Но самое неприятное заключается даже не в том, что, привлекая такие инвестиционные потоки, Китай заставляет своих конкурентов брать все более и более низкие планки. Это лишь краткосрочная стратегия. Самая непростительная ошибка любой компании, приходящей на китайский рынок, — думать, что Китай выигрывает исключительно за счет низкой зарплаты, забывая о качестве и производительности. Согласно исследованию американской организации «Конференс борд», за период между 1995 и 2002 годами в негосударственном секторе китайской экономики производительность росла на 17% ежегодно. Повторяю, 17% ежегодно! Это происходит благодаря стремительному освоению Китаем не только современных технологий, но и современных деловых практик, причем на всех уровнях, начиная с самого базового. И кстати, дополг нительно сообщает исследование «Конференс борд», за тот же период Китай потерял 15 миллионов рабочих мест в промышленности, по сравнению с 2 миллионами в Соединенных Штатах. «По мере наращивания своей производственной мощи, — говорится в исследовании, — Китай теряет рабочие места в промышленности — в больших объемах, чем США, — и компенсирует их новыми рабочими местами в сфере услуг, то есть находится в русле тенденции, вот уже многие годы наблюдающейся во всем развитом мире».

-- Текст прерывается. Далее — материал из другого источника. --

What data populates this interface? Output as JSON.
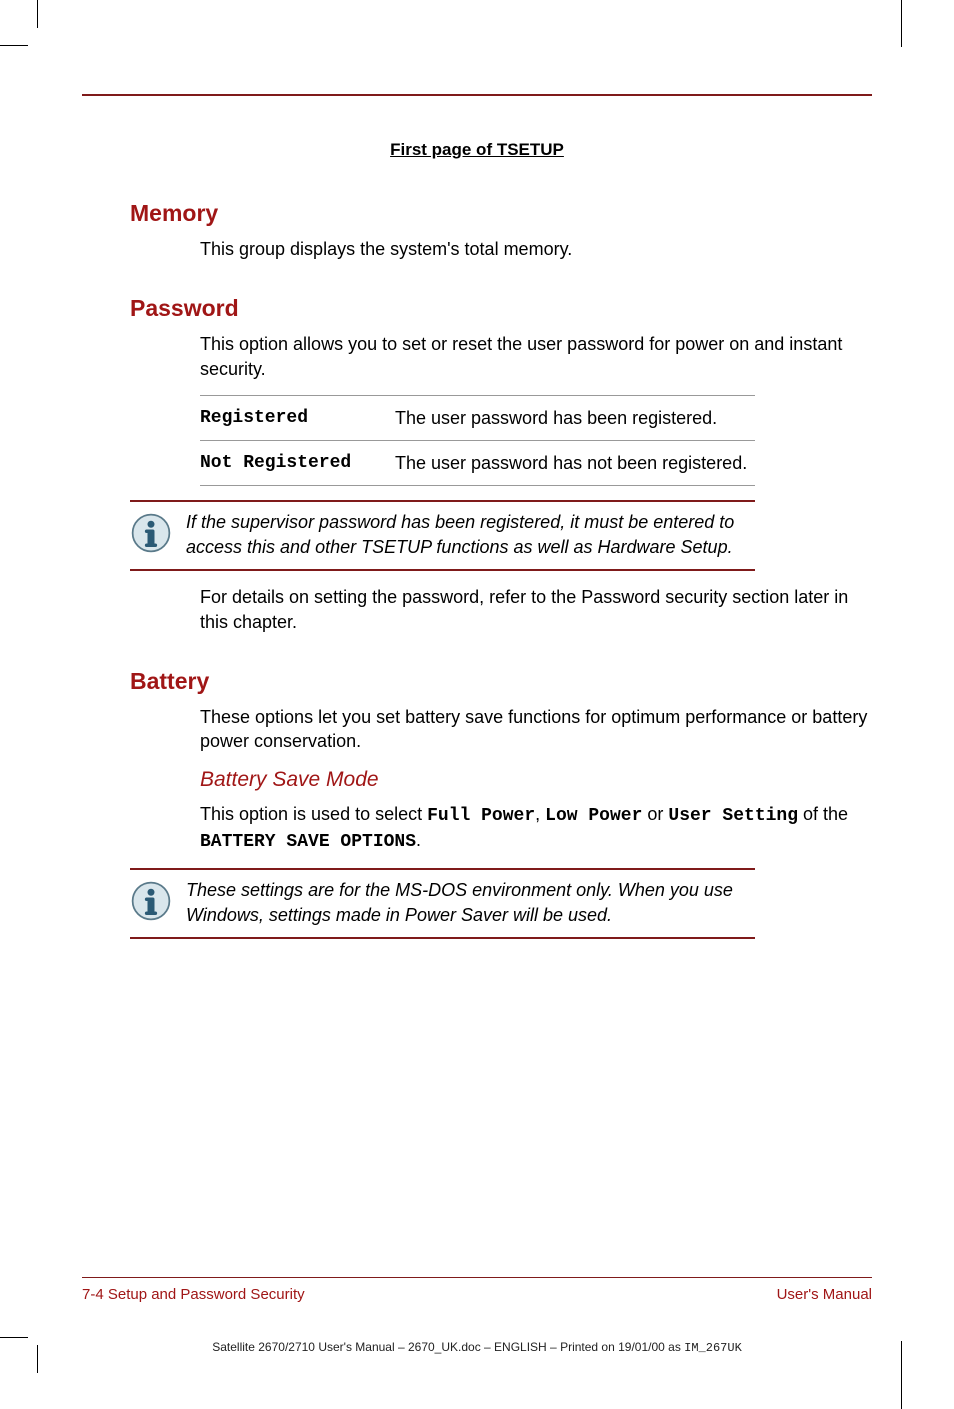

Подлинная, то есть долгосрочная, стратегия Китая состоит в том, чтобы обогнать Америку и страны ЕС не на спуске, а на подъеме, и надо сказать, на пути к вершине китайцы взяли хороший старт. Лидеры страны намного активнее своих западных коллег фокусируют внимание общества на том, как дать молодежи математическое, естественнонаучное и компьютерное образование, необходимое для успеха в плоском мире, как выстроить физическую и телекоммуникационную инфраструктуру, которая позволит китайцам «подключаться к миру» быстрее и проще всех, и как создать стимулы для глобальных инвестиций. Дело в том, что руководители Китая хотят, чтобы следующее поколение нижнего белья или крыльев для самолетов не только изготавливалось, но и проектировалось в Китае. Именно в этом заключается тенденция, которая будет доминировать в следующем десятилетии. Через тридцать лет мы уйдем от «продано в Китае» и «сделано в Китае» и придем к «спроектировано в Китае» и даже «придумано в Китае» — то есть от Китая, не сотрудничавшего с транснациональными производителями ни по одной позиции, к Китаю, сотрудничающему с ними — при низких затратах, высоком качестве и гиперэффективности — по всем позициям, Китаю Суждено играть роль главной выравнивающей силы и в будущем, если только политическая нестабильность не вмешается в идущий полным ходом процесс. Собирая материал для этой главы, я наткнулся на информационный онлайн–бюллетень под названием «Инкуайер», который издается в Силиконовой долине и посвящает свои материалы полупроводниковой промышленности. Мне попалась на глаза статья от 5 ноября 2001 года, озаглавленная «Китай собирается стать центром всего на свете». В ней приводились данные издания «Чайна пиплз дей–ли», согласно которым четыреста из форбсовских пятисот самых успешных компаний в мире уже вложили свои капиталы в более чем 2000 предприятий материкового Китая. И это информация четырехлетней давности.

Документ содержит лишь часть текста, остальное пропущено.